TRAUMAS

Já aconteceu comigo entregar a declaração de IR e (no tempo em que era feita no formulário azul ou verde) entregar no banco e nove meses depois a Receita Federal me enviar notificação para prestar esclarecimento sobre o fato de eu deixar de declarar os rendimentos do exercício anterior.
Já aconteceu eu marcar consulta médica e me apresentar meia hora antes na clinica e a atendente não encontrar meu nome na lista: “O senhor tem certeza que a sua consulta era pra hoje?”

Já aconteceu enviar cartas pelo correio que nunca chegaram ao destino.

Já aconteceu eu fazer matrícula para um curso e o meu nome não constar entre os inscritos para as aulas.

E já aconteceu eu fazer entrevista para emprego e sair de lá praticamente contratado, ficando na pendência apenas de alguns detalhes burocráticos. E como o tempo passasse sem nova convocação para a posse ou para acerto de detalhes, resolvi ligar: Alô, é o Angelo. Que Angelo? Da vaga tal... Desculpa, senhor, mas essa vaga já foi preenchida.

Diante de tais aborrecimentos, sinto agora um grande desconforto em diversas situações:
Por exemplo, se compro uma passagem aérea numa promoção, passo dias terríveis até o embarque: Será que este vôo existe mesmo? Se faço check in on line é pior ainda: Será que o assento que escolhi estava mesmo livre? Não vai ter ninguém no meu lugar?

Se faço uma reclamação nessas centrais de prestadoras de serviços que pedem 5 dias úteis para “estar averiguando”, estremeço: Será que daqui a cinco dias quando eu ligar de novo e informar o protocolo eles vão mesmo encontrar minha reclamação no sistema?

Se compro algum produto pela internet e pago com cartão de crédito, não durmo até que o pacote me chegue às mãos: “Será que não foi golpe?”

Até mesmo o pagamento da aposentadoria me deixa preocupado: “Será que não cancelaram?” E vou ao banco ver se já tem lançamentos futuros.

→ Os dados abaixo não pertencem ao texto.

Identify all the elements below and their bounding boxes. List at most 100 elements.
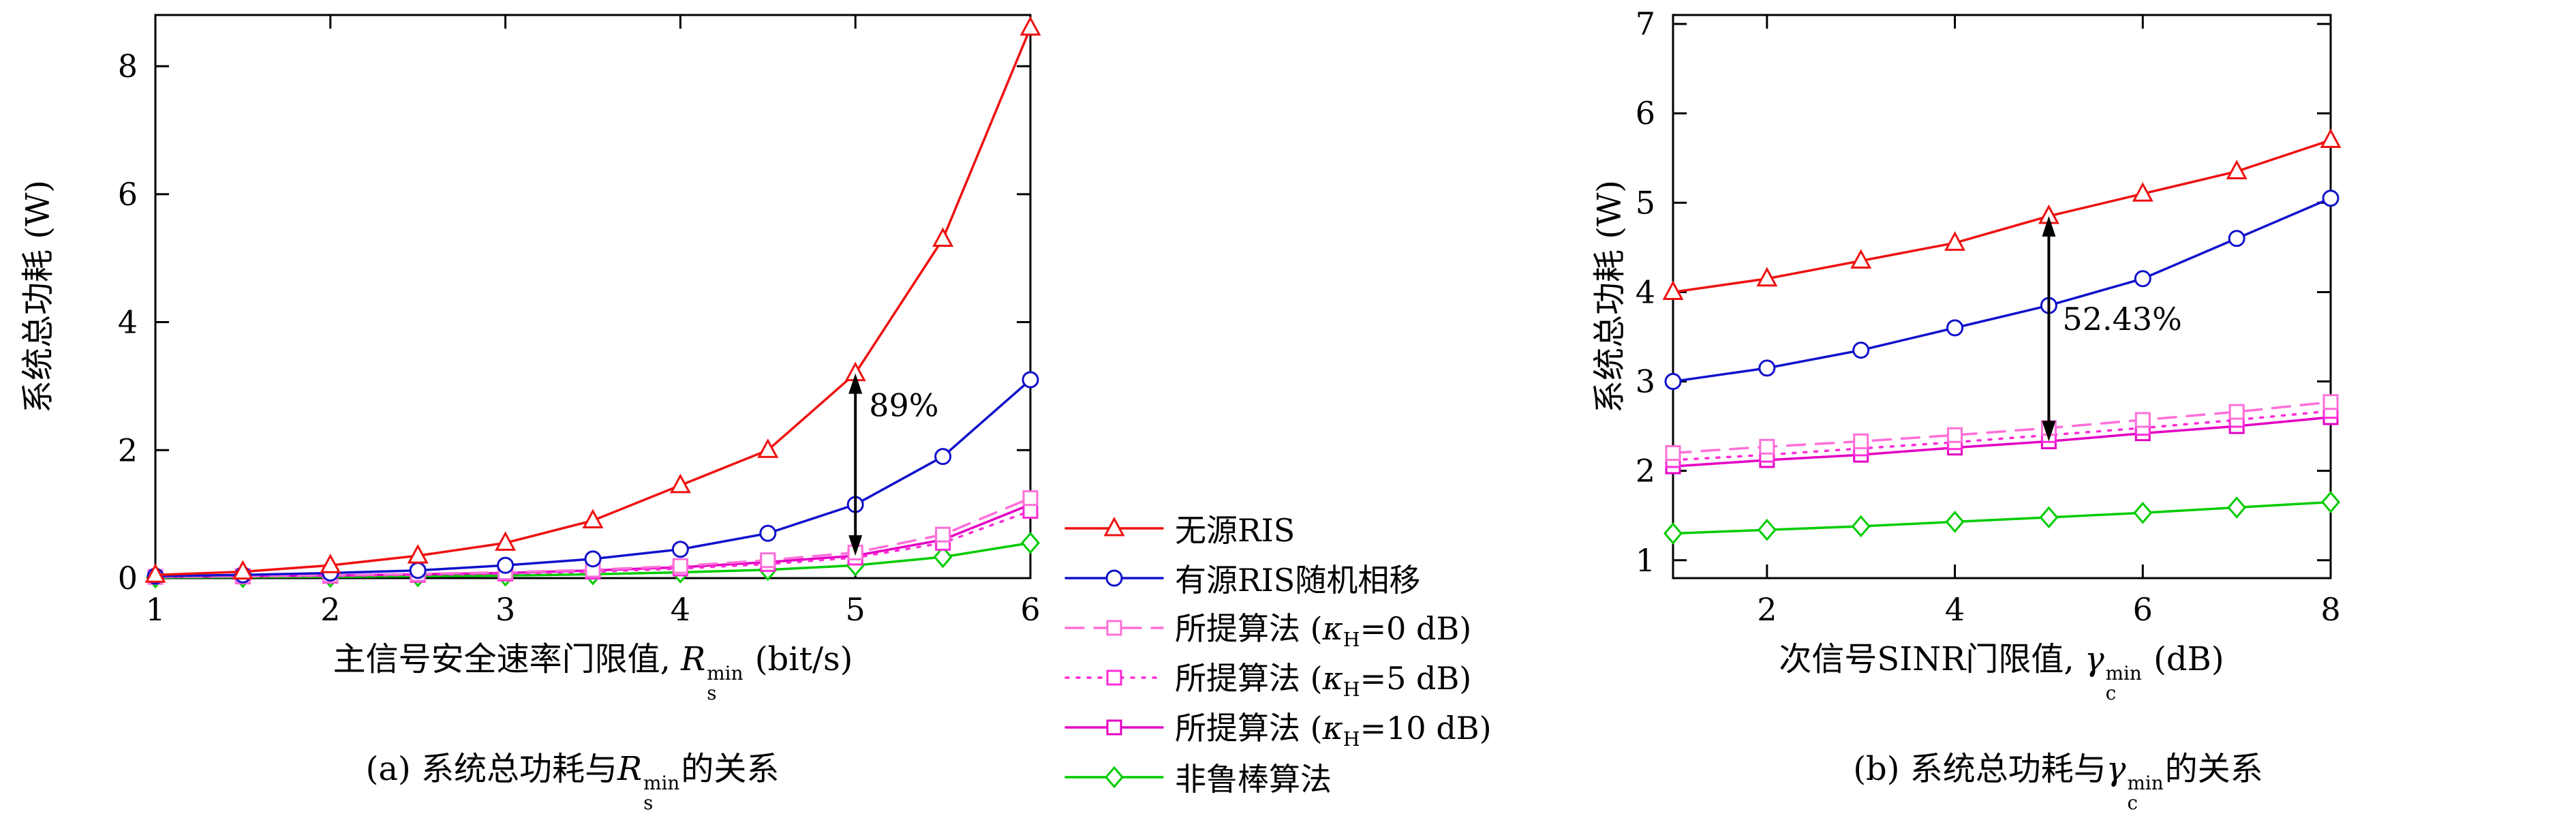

Eu tenho lá minhas razões para carregar sempre a pulga atrás da orelha, como se dizia antigamente.Mas quando vejo que o vôo da passagem aérea comprada na promoção existe mesmo, e que o assento que escolhi no checkin on line está realmente livre, quando a central de reclamações identifica o meu número de protocolo e avisa que o problema já foi resolvido, quando o porteiro me entrega o pacote da compra que fiz pela internet ou que o salário entra na conta, sinto um alívio e uma vaga sensação de que este planeta funciona de verdade.

E carrego essa segurança até a próxima compra de passagem, até o próximo checkin, a próxima encomenda on line, a próxima reclamação de serviços e o próximo salário. Aí me volta na memória a Receita Federal cobrando minha declaração, a recepcionista da clinica não encontrando meu nome na agenda, o professor não localizando minha matrícula para o curso.... São traumas das imperfeições minha e do mundo.